Whoever had done it got close enough to study the weak spots in her life. And if it wasn’t kindness, then it was leverage.

His gaze lifted to Carson’s. “I want in.”

He could keep her safe. And little Ben too. He’d seen the child around town with Summer but never been introduced. The boy deserved a life where his mother didn’t walk through dark parking lots afraid.

Pope lifted his head and met every eye in the room, moving over all three brothers who built the Black Heart Security Agency from a dream backed by a lot of experience and skill. The fact that they were drawing him into their midst raised a feeling of pride he didn’t expect.

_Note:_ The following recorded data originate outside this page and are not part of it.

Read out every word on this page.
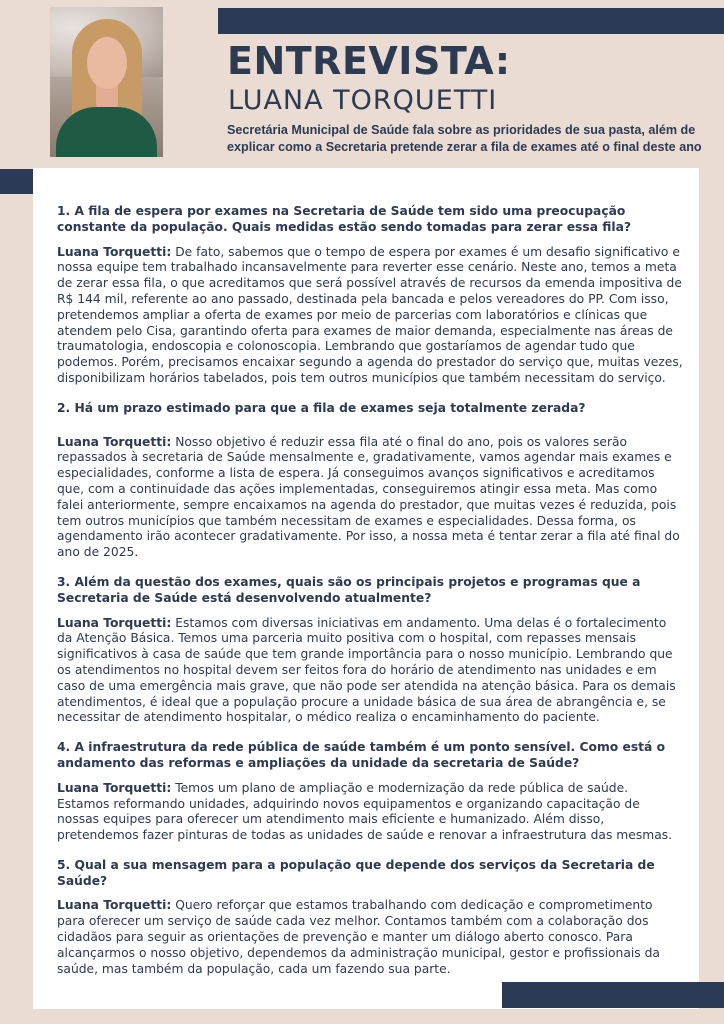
ENTREVISTA:
LUANA TORQUETTI

Secretária Municipal de Saúde fala sobre as prioridades de sua pasta, além de explicar como a Secretaria pretende zerar a fila de exames até o final deste ano

1. A fila de espera por exames na Secretaria de Saúde tem sido uma preocupação constante da população. Quais medidas estão sendo tomadas para zerar essa fila?

Luana Torquetti: De fato, sabemos que o tempo de espera por exames é um desafio significativo e nossa equipe tem trabalhado incansavelmente para reverter esse cenário. Neste ano, temos a meta de zerar essa fila, o que acreditamos que será possível através de recursos da emenda impositiva de R$ 144 mil, referente ao ano passado, destinada pela bancada e pelos vereadores do PP. Com isso, pretendemos ampliar a oferta de exames por meio de parcerias com laboratórios e clínicas que atendem pelo Cisa, garantindo oferta para exames de maior demanda, especialmente nas áreas de traumatologia, endoscopia e colonoscopia. Lembrando que gostaríamos de agendar tudo que podemos. Porém, precisamos encaixar segundo a agenda do prestador do serviço que, muitas vezes, disponibilizam horários tabelados, pois tem outros municípios que também necessitam do serviço.

2. Há um prazo estimado para que a fila de exames seja totalmente zerada?

Luana Torquetti: Nosso objetivo é reduzir essa fila até o final do ano, pois os valores serão repassados à secretaria de Saúde mensalmente e, gradativamente, vamos agendar mais exames e especialidades, conforme a lista de espera. Já conseguimos avanços significativos e acreditamos que, com a continuidade das ações implementadas, conseguiremos atingir essa meta. Mas como falei anteriormente, sempre encaixamos na agenda do prestador, que muitas vezes é reduzida, pois tem outros municípios que também necessitam de exames e especialidades. Dessa forma, os agendamento irão acontecer gradativamente. Por isso, a nossa meta é tentar zerar a fila até final do ano de 2025.

3. Além da questão dos exames, quais são os principais projetos e programas que a Secretaria de Saúde está desenvolvendo atualmente?

Luana Torquetti: Estamos com diversas iniciativas em andamento. Uma delas é o fortalecimento da Atenção Básica. Temos uma parceria muito positiva com o hospital, com repasses mensais significativos à casa de saúde que tem grande importância para o nosso município. Lembrando que os atendimentos no hospital devem ser feitos fora do horário de atendimento nas unidades e em caso de uma emergência mais grave, que não pode ser atendida na atenção básica. Para os demais atendimentos, é ideal que a população procure a unidade básica de sua área de abrangência e, se necessitar de atendimento hospitalar, o médico realiza o encaminhamento do paciente.

4. A infraestrutura da rede pública de saúde também é um ponto sensível. Como está o andamento das reformas e ampliações da unidade da secretaria de Saúde?

Luana Torquetti: Temos um plano de ampliação e modernização da rede pública de saúde. Estamos reformando unidades, adquirindo novos equipamentos e organizando capacitação de nossas equipes para oferecer um atendimento mais eficiente e humanizado. Além disso, pretendemos fazer pinturas de todas as unidades de saúde e renovar a infraestrutura das mesmas.

5. Qual a sua mensagem para a população que depende dos serviços da Secretaria de Saúde?

Luana Torquetti: Quero reforçar que estamos trabalhando com dedicação e comprometimento para oferecer um serviço de saúde cada vez melhor. Contamos também com a colaboração dos cidadãos para seguir as orientações de prevenção e manter um diálogo aberto conosco. Para alcançarmos o nosso objetivo, dependemos da administração municipal, gestor e profissionais da saúde, mas também da população, cada um fazendo sua parte.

“I’m not just protective because this is Summer. It’s…who I am.”

Their expressions didn’t alter, but he knew they got it—they were cut from the same cloth.

But his last protection detail hadn’t gone well.

The diplomat he’d been assigned to guard overseas always filled Pope’s mind without asking permission. A man with a wife and kids and enough enemies that he required constant surveillance.

Pope had run through that day too many times in his head. Every choice subjected to questioning, every route reevaluated. Every second between life and death picked apart until there was nothing left but regret.

He flexed his fingers. Tattooed across his knuckles were the words PAST PAID—a reminder that the debt had been settled and the punishment was over.

At least, that had been the idea when he’d gotten the ink.

The tattoo had come years before the Black Heart. Before therapy. Before Rhae spent countless hours convincing him that surviving wasn’t a crime and living wasn’t a betrayal.